Small Area Plans could encourage sidewalks, tree-lined streets, safe pedestrian crossings at intersections, and public art that creates a unique sense of place. Neighborhood residents across all walks of life should absolutely be empowered to create those realities.
Let’s use the upcoming Lakewood, West End, and Lyon Park SAP as an example. Over the years, many people have had visions for what the Lakewood Shopping Center might become — I’ve had the privilege of seeing a few. Some were better than others, but they all had one element in common: They all turned their backs on Chapel Hill Road, the neighborhood’s main thoroughfare. The buildings and gathering spaces all faced inward toward the center of the development. My initial reaction was always to urge the designer to orient the buildings outward, to welcome the surrounding neighborhood.

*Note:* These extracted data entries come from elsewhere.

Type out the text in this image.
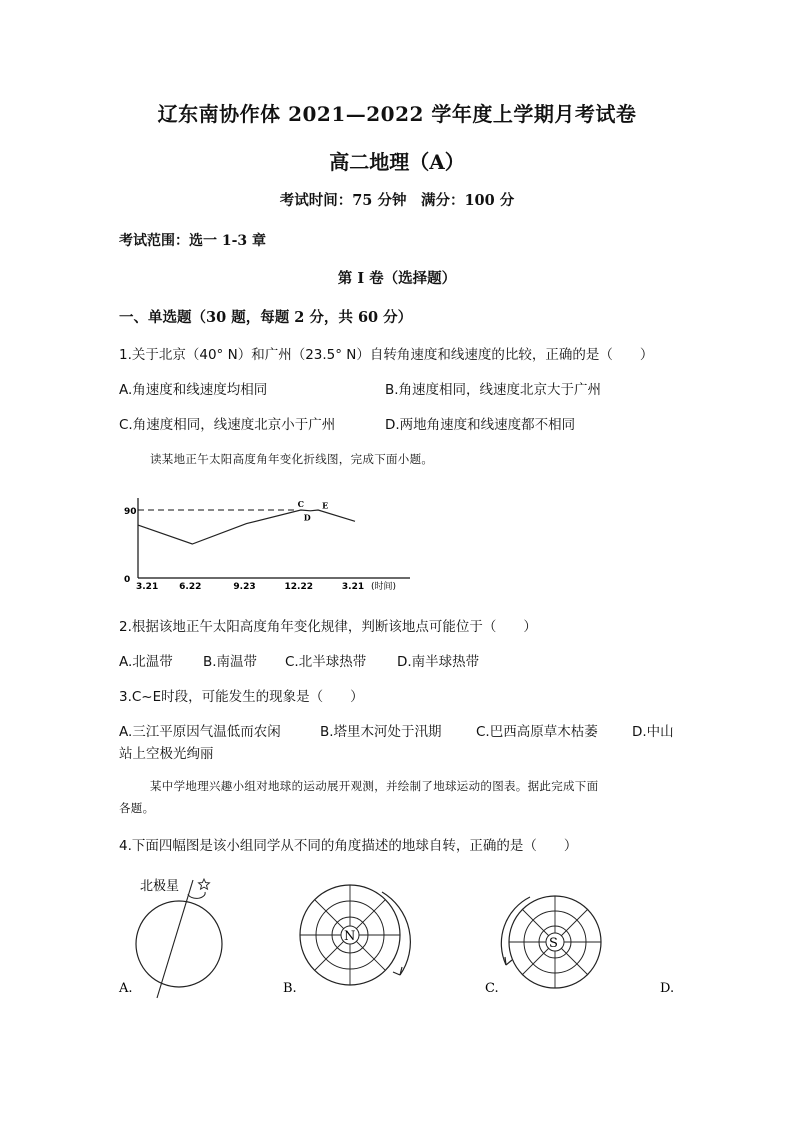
辽东南协作体 2021—2022 学年度上学期月考试卷
高二地理（A）
考试时间：75 分钟　满分：100 分
考试范围：选一 1-3 章
第 I 卷（选择题）
一、单选题（30 题，每题 2 分，共 60 分）
1.关于北京（40° N）和广州（23.5° N）自转角速度和线速度的比较，正确的是（　　）
A.角速度和线速度均相同	B.角速度相同，线速度北京大于广州
C.角速度相同，线速度北京小于广州	D.两地角速度和线速度都不相同
读某地正午太阳高度角年变化折线图，完成下面小题。
90
0
3.21 6.22	9.23	12.22	3.21 (时间)
C
D
E
2.根据该地正午太阳高度角年变化规律，判断该地点可能位于（　　）
A.北温带 B.南温带 C.北半球热带 D.南半球热带
3.C~E时段，可能发生的现象是（　　）
A.三江平原因气温低而农闲	B.塔里木河处于汛期	C.巴西高原草木枯萎	D.中山
站上空极光绚丽
某中学地理兴趣小组对地球的运动展开观测，并绘制了地球运动的图表。据此完成下面
各题。
4.下面四幅图是该小组同学从不同的角度描述的地球自转，正确的是（　　）
北极星
N	S
A.	B.	C.	D.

Chapel Hill Road should have more storefronts like the Cocoa Cinnamon on West Geer Street. What if the streetscape looked more like this:
Over time, I began to ask myself another question. Why are all the designs — good and bad — turning their backs on Chapel Hill Road? If we’re being honest, it’s because Chapel Hill Road isn’t the most appealing street for buildings to face. Due to its design, cars zoom down it much faster than is safe for a walkable commercial corridor. The car lanes are wide. The sidewalks are narrow. What few street trees exist are underwhelming. I love this corridor, but it does no good to overlook its shortcomings — no, not shortcomings, its potential for further improvement!

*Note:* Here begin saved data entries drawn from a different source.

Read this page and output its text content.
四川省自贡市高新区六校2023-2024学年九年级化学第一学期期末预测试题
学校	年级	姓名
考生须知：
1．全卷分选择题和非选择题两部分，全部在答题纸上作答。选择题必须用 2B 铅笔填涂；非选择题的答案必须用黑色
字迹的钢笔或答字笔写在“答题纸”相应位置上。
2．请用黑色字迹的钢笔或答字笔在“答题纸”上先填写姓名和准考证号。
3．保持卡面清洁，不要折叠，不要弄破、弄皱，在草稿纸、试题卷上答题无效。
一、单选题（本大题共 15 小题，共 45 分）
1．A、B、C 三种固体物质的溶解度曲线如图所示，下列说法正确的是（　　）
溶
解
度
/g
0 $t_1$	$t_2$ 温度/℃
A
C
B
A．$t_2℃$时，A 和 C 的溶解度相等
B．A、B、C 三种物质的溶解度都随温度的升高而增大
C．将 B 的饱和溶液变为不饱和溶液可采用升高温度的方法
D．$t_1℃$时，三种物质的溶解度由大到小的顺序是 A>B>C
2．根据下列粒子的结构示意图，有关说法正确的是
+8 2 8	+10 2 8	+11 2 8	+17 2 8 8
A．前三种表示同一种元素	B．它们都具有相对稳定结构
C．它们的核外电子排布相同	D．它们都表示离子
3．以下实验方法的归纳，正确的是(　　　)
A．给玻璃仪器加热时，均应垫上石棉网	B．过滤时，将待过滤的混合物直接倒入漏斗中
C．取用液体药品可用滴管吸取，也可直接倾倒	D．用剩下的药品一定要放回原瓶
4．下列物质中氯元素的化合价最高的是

A Small Area Plan could be the perfect mechanism to address how Chapel Hill Road operates. My neighbors might disagree with my view that the short walk signal at Lakewood and Chapel Hill Road makes crossing the street a stressful game of Frogger, but that’s okay, not all opinions need to be in accord. Gathering input and coming up with an SAP for Chapel Hill Road and other public spaces — one that is created by the community — would be beautiful.

Small Area Plans have the potential to make an incredible impact on communities, but they must be wielded with responsibility and caution. Even a focus on public spaces calls for careful implementation. If we wield this tool only to demand that private developers fix the public realm for us, the outcome is predictable — we’ve already seen it. Projects will die before they begin, and the few that survive will leave us with more of the same: sidewalks that end abruptly and street trees that wither without care. Small Area Plans should reflect what we as citizens want the government to do with our tax dollars to improve our neighborhoods — without stifling new housing or deepening inequities. The public realm is ours, all of ours. Ours to envision. Ours to create. Ours to maintain. And ours to enjoy. I’m hopeful that we can wield this new tool well.
Dave Olverson is an incremental developer and zoning advocate in Durham, NC. He has an econ undergrad degree from Duke and a planning degree from the University of North Carolina. In 2021, he got his GC license and works specifically on infill projects in Durham.